Wednesday, October 26, 2011

It's Good to be Afraid-- 26, October


26,October–Day

Here, now, the leafless trees swayed in the sun on a cool autumn day. The boy paid it no mind. He wished he knew how to summon Dullahan the way the scarecrow had. His friends were all holed up in Ms. Borsala's for the day. William had slipped out.

He had to know.

William turned the corner toward home and was greeted by a changed sight. The entire corn field had been harvested. The farm house, which normally would have been hidden by the golden rows, was a bleak shape at the top of a hill. A cool wind came up and rippled the grass around it.

William pressed onward. He became apprehensive as he crossed the field. The scarecrow had warned him that he could become trapped here. He had to shake the feeling off, though. If he didn't find out now, the fear would eat away at his sanity.

He went directly to a side window and peered into the kitchen. Nobody was around. Hesitantly, William moved to the back door and let his hand rest on the handle. Was he still allowed to do this? Now that he had left, would the bond of the family keep him out like the other creatures of the night?

As he pondered this, the door unlatched and swung inwards. He hadn't even turned the door handle.
This door opened into a pantry. To the left was the door to the kitchen. It was usually locked if nobody was home, but it opened before William just as easily as the exterior door had. He followed the open path around to the refrigerator, then stood before it.

He didn't even need to open it. This time, even the white box of the refrigerator could not prevent him from feeling the call of his old bones. Somewhere inside were boxes of stew containing his former flesh.
As he concentrated, William saw the handle of the fridge depress, and then the door swung wide. Sitting on the top shelf was the familiar white tupperware box, yellowed by the hideous contents inside. Concentrating still, he managed to make the box slide outward inch by inch, making the tiniest scraping sound on the metal shelf.

It was accompanied by a low squeal from somewhere behind. William looked over his shoulder and saw his sister. She had been sitting at the kitchen table the entire time, and he never noticed her. She had been coloring. Now she was staring at a fridge that had opened itself and a white box moving of its own volition. A tiny squeal was coming from her throat. She was too panic stricken to cry.

Then it came.
“MOOOOOOOOM!” she creamed. “The ghost, the ghost, the ghost!”

The words damned him over and over. William covered his ears, but they did no good. It was true. He was a ghost, and he was haunting his old home.

His mother came charging in from one door. His grandfather appeared almost simultaneously from the living room. They both stared at the fridge.

“There's no ghost, honey,” mom said, denying the truth in front of her.

William continued urging the container forward. They had to know. He knew it was scaring them, but the alternative was unbearable. He was still staring at his mother when there was a sloshing bang, and he knew the container had dropped to the floor. It didn't spill open.

He forced himself to look down at it. There was still a seal wrapped around it-- a brown fall ribbon reading “Good Treats for Eats.” Good news. His family hadn't eaten him yet.
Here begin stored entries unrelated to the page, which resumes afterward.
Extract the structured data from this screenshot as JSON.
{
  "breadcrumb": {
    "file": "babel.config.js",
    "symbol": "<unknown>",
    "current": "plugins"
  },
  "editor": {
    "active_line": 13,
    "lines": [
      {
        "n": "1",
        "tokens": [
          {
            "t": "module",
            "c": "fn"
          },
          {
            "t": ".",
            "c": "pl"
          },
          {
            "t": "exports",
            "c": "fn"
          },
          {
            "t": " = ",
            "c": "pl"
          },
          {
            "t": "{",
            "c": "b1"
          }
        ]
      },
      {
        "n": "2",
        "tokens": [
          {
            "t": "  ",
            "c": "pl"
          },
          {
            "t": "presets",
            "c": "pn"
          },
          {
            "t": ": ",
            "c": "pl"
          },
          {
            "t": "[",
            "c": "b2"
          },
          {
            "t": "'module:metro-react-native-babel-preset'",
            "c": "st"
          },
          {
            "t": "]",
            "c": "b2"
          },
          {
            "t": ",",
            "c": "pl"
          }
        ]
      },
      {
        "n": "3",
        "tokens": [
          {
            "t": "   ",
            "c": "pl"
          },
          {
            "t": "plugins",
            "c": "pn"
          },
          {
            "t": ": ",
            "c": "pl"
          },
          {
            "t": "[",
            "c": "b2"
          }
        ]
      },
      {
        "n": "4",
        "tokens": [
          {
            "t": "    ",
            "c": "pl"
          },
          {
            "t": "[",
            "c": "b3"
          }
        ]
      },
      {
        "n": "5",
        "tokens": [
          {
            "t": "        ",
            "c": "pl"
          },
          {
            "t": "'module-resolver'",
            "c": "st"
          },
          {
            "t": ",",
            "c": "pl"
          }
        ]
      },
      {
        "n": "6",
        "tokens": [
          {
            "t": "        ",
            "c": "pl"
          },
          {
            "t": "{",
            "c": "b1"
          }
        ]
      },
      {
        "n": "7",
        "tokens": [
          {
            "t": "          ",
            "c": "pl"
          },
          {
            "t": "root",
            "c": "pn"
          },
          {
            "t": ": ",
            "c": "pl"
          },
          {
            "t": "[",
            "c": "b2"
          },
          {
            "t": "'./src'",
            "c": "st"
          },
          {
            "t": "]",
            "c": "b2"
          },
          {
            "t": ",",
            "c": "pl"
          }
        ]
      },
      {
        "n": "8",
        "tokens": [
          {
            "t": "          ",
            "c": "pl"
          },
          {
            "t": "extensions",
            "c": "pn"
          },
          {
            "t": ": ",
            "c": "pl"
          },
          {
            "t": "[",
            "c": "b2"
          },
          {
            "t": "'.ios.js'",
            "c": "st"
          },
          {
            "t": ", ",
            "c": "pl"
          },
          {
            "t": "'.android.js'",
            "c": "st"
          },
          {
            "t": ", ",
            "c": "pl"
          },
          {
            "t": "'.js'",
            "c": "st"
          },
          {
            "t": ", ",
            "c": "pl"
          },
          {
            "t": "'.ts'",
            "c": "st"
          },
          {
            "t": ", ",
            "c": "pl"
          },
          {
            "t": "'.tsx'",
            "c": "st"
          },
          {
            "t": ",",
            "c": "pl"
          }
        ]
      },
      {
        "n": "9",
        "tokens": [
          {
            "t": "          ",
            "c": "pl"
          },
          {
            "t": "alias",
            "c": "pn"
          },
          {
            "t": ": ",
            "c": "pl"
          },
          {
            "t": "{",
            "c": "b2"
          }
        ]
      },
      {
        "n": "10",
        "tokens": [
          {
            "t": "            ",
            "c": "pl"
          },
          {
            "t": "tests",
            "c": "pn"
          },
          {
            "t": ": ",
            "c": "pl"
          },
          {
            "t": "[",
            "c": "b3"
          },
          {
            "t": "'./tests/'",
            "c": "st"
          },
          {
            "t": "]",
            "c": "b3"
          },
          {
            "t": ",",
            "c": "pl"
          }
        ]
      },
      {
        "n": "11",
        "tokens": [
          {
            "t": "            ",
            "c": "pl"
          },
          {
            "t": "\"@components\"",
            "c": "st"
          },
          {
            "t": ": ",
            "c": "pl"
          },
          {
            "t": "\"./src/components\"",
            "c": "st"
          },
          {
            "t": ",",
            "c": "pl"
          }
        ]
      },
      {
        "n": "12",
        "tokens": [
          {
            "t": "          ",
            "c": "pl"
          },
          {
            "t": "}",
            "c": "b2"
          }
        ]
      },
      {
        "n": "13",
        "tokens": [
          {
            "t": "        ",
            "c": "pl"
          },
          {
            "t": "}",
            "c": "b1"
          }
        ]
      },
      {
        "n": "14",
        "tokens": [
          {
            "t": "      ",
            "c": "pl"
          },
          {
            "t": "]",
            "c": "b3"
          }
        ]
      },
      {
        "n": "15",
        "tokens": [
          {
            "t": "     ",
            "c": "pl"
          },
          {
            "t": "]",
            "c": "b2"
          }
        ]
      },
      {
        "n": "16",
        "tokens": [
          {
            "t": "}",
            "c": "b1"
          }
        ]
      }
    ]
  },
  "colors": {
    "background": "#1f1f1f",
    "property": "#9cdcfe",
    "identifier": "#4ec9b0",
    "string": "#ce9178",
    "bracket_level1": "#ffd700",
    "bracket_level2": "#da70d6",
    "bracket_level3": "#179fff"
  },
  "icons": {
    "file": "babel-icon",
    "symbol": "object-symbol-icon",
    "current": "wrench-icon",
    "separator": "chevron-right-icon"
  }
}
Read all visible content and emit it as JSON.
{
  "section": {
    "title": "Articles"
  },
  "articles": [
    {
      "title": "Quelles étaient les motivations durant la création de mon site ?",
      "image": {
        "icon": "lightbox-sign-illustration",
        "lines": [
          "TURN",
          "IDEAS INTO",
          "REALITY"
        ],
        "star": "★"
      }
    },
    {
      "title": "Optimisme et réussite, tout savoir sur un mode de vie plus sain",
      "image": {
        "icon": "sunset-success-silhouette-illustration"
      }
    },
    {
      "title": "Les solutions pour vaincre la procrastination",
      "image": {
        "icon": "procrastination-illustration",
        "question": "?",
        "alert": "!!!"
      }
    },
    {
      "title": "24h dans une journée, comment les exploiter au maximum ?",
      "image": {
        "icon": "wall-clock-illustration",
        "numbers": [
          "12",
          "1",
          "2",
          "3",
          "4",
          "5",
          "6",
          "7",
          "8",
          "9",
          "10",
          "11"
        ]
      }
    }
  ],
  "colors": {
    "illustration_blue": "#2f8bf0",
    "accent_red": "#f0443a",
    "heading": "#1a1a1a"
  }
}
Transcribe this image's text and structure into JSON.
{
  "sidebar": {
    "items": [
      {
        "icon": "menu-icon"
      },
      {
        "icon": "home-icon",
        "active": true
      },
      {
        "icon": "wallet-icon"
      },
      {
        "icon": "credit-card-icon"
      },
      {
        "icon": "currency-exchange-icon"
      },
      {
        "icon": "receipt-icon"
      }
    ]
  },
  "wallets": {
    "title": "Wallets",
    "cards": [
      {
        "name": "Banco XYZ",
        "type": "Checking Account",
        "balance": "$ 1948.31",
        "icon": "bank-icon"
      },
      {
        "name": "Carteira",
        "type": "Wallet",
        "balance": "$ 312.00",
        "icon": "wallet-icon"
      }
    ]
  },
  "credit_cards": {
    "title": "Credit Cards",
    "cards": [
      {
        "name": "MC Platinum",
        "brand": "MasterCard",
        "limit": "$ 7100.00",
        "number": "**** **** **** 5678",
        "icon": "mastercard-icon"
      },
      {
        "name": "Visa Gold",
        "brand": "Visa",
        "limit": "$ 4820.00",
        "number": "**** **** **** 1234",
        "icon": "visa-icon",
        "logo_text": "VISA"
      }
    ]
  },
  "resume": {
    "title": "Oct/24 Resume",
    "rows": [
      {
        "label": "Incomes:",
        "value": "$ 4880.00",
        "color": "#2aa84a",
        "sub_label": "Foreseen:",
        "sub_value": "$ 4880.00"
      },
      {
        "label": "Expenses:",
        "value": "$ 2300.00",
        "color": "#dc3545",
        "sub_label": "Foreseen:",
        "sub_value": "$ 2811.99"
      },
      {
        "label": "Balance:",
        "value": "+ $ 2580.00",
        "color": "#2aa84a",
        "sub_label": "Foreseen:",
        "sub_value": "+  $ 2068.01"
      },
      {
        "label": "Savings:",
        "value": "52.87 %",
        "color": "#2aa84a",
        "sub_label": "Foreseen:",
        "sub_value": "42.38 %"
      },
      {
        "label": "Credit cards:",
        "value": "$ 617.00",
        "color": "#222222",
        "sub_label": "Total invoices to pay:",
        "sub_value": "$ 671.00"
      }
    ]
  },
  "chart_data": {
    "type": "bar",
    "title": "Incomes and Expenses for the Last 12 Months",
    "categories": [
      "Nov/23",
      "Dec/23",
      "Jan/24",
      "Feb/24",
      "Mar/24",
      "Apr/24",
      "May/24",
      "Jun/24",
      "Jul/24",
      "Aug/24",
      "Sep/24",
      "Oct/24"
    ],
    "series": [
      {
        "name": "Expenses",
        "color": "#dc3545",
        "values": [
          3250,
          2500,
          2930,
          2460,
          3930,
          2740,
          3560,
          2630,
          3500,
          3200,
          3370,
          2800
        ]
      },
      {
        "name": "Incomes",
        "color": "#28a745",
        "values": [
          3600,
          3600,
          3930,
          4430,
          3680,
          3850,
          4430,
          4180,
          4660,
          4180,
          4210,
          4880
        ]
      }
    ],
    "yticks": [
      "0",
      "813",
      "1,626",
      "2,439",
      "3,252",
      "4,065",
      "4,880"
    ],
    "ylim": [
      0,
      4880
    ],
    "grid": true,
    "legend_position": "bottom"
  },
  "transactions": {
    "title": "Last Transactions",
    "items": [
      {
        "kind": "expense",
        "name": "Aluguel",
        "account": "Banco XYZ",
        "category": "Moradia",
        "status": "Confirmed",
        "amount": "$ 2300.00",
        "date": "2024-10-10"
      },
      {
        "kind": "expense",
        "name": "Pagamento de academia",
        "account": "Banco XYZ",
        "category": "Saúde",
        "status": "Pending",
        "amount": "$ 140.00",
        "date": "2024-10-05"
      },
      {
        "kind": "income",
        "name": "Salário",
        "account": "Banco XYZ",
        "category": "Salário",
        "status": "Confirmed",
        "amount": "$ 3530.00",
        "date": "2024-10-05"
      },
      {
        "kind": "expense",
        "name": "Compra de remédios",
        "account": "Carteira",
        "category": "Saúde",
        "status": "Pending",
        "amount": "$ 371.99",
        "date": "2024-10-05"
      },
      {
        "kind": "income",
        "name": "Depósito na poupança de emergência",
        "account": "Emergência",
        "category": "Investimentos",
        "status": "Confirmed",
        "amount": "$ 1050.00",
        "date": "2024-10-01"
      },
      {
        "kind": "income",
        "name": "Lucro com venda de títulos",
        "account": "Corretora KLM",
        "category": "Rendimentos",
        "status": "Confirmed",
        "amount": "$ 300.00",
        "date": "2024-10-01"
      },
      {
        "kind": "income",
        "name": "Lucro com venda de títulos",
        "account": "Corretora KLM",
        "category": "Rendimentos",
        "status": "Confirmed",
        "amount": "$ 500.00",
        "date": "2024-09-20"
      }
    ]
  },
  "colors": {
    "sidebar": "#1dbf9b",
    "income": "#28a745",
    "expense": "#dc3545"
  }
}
Grandfather rushed over and retrieved the box from the floor.
“Where did you get this?” he asked.
“At the festival, dad,” his mom responded.
“Do you know who this is from?”

His mother ignored the question and tried to distract William's sister with the picture she had been coloring.
“It's from that witch!” grandfather continued on his own. “That old hag that lives on Schaffner Street. She's been peddling shady stuff since I was your kids' age.”

“Dad. . . Witches and ghosts. Halloween is really getting to you guys.”

Grandfather tossed the container into the trash.

“Dad!” Mother went to retrieve it.

As the two argued, William moved around to see what his sister had been coloring. It wasn't a picture from a coloring book like usual. It seemed she had drawn this one on her own. The bottom was a huge square of brown that must have been the ground. In the center was a line of green trees. Cut off midsection in the left margin was half a grave stone. In the middle of it all was a crudely drawn horse and buggy. Atop it was a boy with his arms thrust to the sky.

William looked closer. The coachman clearly had no head.

“I'm sorry I scared you,” William told his sister. “I'm watching out for you guys now. Can you tell them I'm okay?”

His sister stopped coloring and stared off into space. She didn't look at William, exactly, but she didn't look at anything else, either.

“I'll see all of you again, sometime, in a long time.”

William's mother had the white container, and she was carrying it across the room. “We're at least going to dispose of it properly,” she was telling grandfather. She broke the seal on the container, then dumped the contents into the sink. William watched as his remains swirled away down the garbage disposal.
“Tell them everything's alright,” he requested of his sister.

She didn't respond, but she made a final finishing touch on the drawing of the boy. She added two eyes and a smiling mouth.